Pour devenir toujours plus efficace, l'entraîneur doit être toujours plus juste dans la direction qu’il fait rechercher à ses nageurs. Pour être toujours plus juste, il doit être toujours plus précis dans ces observations. 

Être au bord du bassin n’est pas toujours suffisant pour observer les actions rapides sous la surface. Les images subaquatiques deviennent un outil nécessaire pour l'entraîneur. Encore faut-il les faire parler.

Depuis des années, cette recherche de l’évaluation du Corps Propulseur m’interroge. Je ne suis jamais complètement satisfait des résultats obtenus. J’ai déjà publié quelques articles à ce sujet mais je continue de pousser l’analyse plus loin (Evaluation du corps propulseur, Corps Propulseur : comment élever le niveau de fonctionnement du nageur)

Pour être plus précis, une analyse image par image, à l’aide d’une chronophotographie est la méthode la plus précise et facile d’accès dont l'entraîneur dispose.

Dans ce document, nous verrons ensemble quelles informations nous pouvons obtenir concernant l’organisation motrice du nageur et quelles sont les conséquences sur l’enseignement à venir pour celui-ci.

Comment obtenir les données ?

Les données que j’utilise proviennent des images subaquatiques d’un nageur vu de profil et dans un référentiel exocentré.
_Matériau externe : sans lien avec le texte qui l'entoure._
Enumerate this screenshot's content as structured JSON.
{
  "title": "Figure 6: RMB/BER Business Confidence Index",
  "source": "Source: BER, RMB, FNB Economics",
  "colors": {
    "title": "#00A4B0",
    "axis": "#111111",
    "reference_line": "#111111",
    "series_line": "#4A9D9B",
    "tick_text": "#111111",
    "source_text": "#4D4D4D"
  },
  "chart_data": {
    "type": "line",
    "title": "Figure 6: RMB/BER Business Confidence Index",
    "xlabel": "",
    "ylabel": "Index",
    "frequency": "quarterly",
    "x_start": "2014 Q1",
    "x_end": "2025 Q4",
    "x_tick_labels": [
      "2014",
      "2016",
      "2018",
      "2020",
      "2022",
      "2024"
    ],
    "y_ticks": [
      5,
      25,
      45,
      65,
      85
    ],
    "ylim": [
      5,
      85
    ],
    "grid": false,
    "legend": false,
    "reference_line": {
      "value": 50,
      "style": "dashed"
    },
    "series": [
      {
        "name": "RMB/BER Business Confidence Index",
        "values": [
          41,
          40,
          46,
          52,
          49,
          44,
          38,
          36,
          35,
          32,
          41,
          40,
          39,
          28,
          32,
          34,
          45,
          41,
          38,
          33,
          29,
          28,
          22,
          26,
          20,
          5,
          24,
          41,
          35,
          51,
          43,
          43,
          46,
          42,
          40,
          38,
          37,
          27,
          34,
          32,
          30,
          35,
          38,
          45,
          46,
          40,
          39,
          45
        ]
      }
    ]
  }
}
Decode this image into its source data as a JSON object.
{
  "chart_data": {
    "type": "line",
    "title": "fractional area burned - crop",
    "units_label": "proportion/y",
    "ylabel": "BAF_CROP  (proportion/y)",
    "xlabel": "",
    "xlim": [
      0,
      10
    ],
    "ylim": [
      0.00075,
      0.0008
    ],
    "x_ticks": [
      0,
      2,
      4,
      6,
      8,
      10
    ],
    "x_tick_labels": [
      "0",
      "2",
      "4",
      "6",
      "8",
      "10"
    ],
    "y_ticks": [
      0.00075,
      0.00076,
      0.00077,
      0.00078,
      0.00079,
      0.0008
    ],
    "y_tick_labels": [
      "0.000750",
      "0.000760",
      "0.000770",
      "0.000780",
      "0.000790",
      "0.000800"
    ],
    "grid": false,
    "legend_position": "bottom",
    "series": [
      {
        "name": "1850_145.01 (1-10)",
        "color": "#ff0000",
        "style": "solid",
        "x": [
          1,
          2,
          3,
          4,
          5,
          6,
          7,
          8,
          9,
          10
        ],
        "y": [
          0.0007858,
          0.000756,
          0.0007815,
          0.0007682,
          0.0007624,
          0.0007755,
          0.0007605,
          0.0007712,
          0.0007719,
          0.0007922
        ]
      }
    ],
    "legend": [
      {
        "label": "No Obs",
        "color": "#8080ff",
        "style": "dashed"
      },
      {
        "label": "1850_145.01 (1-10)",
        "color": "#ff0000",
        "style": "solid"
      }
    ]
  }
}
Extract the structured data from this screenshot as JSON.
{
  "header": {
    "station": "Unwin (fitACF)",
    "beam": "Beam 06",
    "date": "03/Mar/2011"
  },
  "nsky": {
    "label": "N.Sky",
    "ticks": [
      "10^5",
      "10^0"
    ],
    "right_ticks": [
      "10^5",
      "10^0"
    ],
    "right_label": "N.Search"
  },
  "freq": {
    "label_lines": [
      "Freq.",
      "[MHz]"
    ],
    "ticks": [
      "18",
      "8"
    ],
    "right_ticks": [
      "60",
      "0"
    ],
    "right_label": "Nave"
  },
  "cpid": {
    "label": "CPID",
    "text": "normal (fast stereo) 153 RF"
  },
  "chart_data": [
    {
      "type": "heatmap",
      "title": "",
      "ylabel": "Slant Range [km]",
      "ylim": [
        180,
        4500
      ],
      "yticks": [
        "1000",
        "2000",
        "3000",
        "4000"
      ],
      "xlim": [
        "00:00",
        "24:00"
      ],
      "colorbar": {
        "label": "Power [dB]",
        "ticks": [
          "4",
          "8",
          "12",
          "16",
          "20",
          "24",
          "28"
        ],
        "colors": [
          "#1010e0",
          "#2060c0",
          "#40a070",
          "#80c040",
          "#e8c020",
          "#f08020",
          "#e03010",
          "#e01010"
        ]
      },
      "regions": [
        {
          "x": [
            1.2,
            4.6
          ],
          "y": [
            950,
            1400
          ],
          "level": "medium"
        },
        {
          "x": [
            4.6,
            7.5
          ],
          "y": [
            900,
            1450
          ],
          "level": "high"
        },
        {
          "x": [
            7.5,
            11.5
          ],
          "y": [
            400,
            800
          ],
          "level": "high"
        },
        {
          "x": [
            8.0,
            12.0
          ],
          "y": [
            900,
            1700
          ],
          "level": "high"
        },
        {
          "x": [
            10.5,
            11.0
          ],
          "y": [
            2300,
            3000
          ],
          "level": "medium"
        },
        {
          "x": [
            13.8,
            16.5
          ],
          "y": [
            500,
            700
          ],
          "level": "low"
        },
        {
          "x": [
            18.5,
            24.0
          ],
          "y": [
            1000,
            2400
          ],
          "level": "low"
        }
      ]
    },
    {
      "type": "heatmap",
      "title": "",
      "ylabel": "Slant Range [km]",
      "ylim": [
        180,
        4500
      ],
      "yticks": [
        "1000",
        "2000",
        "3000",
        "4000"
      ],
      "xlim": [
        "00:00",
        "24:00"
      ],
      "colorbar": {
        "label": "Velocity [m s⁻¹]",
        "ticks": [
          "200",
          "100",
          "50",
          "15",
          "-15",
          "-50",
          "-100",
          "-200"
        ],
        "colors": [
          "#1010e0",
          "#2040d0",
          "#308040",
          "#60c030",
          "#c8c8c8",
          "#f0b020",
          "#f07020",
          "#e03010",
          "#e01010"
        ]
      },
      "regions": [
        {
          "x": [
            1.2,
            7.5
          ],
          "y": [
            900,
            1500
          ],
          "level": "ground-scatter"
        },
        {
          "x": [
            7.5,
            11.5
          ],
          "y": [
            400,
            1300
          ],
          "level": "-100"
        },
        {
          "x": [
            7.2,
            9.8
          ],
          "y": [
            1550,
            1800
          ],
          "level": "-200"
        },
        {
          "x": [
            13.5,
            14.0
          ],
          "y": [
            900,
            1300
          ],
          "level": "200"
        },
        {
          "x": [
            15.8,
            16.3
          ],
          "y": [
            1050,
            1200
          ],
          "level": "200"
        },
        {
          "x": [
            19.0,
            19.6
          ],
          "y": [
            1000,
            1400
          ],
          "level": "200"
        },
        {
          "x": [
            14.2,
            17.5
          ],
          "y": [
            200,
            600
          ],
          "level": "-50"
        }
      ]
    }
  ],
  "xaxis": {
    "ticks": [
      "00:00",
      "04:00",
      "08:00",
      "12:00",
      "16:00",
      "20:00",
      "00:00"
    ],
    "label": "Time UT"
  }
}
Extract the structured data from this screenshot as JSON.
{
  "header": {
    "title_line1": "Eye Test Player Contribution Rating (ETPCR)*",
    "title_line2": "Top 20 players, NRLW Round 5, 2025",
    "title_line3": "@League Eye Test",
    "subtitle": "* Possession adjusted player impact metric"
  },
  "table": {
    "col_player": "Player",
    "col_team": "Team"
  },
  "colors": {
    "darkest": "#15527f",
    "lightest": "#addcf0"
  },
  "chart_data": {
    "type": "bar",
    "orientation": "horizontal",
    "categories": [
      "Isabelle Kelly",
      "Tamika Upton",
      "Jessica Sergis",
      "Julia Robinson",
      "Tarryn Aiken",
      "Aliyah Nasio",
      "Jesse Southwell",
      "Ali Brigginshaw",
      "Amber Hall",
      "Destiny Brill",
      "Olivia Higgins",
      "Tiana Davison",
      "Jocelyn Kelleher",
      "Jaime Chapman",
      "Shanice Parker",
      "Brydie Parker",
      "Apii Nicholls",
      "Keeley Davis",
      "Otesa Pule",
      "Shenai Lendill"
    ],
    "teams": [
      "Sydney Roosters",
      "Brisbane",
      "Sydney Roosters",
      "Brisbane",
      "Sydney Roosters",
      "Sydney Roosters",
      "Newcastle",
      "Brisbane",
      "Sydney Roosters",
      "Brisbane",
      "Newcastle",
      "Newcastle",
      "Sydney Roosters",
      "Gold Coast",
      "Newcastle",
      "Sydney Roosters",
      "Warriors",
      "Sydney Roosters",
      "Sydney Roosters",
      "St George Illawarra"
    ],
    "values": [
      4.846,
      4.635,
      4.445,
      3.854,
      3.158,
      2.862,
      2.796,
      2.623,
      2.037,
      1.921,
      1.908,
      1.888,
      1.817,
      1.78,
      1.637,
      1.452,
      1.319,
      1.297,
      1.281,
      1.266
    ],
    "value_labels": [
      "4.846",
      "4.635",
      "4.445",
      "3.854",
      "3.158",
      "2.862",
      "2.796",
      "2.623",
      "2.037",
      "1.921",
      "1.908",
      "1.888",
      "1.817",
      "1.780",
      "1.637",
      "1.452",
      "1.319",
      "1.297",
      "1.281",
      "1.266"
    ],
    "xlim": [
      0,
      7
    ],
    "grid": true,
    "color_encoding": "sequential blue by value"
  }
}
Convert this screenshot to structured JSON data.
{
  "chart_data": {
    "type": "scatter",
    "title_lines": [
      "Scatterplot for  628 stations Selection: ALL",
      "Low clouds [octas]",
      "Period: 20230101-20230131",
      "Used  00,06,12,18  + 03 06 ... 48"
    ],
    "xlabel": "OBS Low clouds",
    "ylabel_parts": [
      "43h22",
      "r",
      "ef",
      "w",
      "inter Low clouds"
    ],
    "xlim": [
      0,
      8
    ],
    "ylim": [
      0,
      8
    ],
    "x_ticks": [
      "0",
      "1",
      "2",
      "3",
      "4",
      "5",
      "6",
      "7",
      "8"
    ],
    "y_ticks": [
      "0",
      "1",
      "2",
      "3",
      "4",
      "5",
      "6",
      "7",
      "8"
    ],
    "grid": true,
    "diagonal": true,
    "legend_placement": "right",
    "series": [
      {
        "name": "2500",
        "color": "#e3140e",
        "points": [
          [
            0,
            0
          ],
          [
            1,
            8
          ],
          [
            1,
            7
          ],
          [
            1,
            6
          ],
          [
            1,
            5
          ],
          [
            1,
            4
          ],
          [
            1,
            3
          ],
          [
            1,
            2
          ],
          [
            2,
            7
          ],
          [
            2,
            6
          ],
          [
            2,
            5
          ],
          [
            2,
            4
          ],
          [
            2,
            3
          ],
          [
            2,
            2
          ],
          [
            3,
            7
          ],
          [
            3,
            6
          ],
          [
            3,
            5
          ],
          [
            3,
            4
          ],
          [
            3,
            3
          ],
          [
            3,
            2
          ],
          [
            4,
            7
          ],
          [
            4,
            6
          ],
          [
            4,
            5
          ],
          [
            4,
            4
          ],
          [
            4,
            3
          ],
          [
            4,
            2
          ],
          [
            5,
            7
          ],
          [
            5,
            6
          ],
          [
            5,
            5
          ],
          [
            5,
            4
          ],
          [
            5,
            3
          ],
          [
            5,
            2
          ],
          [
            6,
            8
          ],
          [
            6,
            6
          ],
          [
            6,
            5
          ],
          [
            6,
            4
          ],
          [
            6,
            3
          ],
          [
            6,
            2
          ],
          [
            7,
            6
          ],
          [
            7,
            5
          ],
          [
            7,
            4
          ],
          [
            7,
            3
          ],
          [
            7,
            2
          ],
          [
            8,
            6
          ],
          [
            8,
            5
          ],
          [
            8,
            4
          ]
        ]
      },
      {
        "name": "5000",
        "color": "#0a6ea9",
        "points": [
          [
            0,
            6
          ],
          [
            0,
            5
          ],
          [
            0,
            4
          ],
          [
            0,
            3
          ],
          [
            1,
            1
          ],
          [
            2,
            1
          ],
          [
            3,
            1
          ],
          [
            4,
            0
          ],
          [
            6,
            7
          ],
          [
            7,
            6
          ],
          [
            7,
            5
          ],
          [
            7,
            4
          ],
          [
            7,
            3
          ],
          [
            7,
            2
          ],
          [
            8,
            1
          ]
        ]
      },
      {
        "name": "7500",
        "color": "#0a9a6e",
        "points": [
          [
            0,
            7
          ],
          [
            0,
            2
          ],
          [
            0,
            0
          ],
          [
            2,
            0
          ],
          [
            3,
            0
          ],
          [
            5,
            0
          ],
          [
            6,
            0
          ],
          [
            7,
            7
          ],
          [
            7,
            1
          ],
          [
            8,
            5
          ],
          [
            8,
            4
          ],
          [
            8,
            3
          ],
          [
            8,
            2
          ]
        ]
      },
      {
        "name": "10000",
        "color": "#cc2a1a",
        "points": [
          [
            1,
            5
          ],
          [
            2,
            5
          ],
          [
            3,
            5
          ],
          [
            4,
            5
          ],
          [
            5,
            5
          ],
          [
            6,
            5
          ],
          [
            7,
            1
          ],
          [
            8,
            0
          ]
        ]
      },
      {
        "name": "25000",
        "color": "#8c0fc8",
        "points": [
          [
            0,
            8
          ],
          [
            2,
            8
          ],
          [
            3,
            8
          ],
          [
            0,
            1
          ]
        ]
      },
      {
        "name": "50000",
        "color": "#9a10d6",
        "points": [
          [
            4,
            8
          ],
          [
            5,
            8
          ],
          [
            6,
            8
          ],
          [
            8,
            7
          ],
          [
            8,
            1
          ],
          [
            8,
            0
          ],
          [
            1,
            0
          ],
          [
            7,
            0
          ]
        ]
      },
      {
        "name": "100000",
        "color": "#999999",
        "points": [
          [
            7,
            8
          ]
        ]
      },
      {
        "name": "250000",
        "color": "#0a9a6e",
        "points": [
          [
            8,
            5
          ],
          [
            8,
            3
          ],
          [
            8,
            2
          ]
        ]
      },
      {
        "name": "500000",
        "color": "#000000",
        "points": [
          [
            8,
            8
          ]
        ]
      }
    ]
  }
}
A partir de ces images, je réalise une chronophotographie des articulations clés du nageur. Les positions obtenues permettent ensuite de calculer des vitesses, des accélérations, des angles etc… Voyons ce que l’on peut tirer de ces données.

Comment le nageur utilise-t-il sa pâle ?

Une des compétences efficaces que le nageur doit construire est la capacité à transformer le mouvement circulaire de l’épaule en mouvement linéaire d’une grande surface du bras. Cette surface est plus grande si l’avant bras est impliqué contrairement à l’utilisation de la main seule.  Voyons quelques exemples avec des caractéristiques assez différentes.

Construire sa pâle avec l’avant-bras

Voilà à quoi ressemble le graphe que l’on peut obtenir pour l’angle l’avant bras et de la main par rapport à l’horizontale.

En abscisse, le temps en millisecondes, en ordonnée, l’angle en degrés par rapport à l’horizontale. La courbe bleue correspond à la main, la courbe rouge à l’avant bras. Je reviendrai sur la courbe jaune plus tard, elle n’a pas d’importance pour l’instant.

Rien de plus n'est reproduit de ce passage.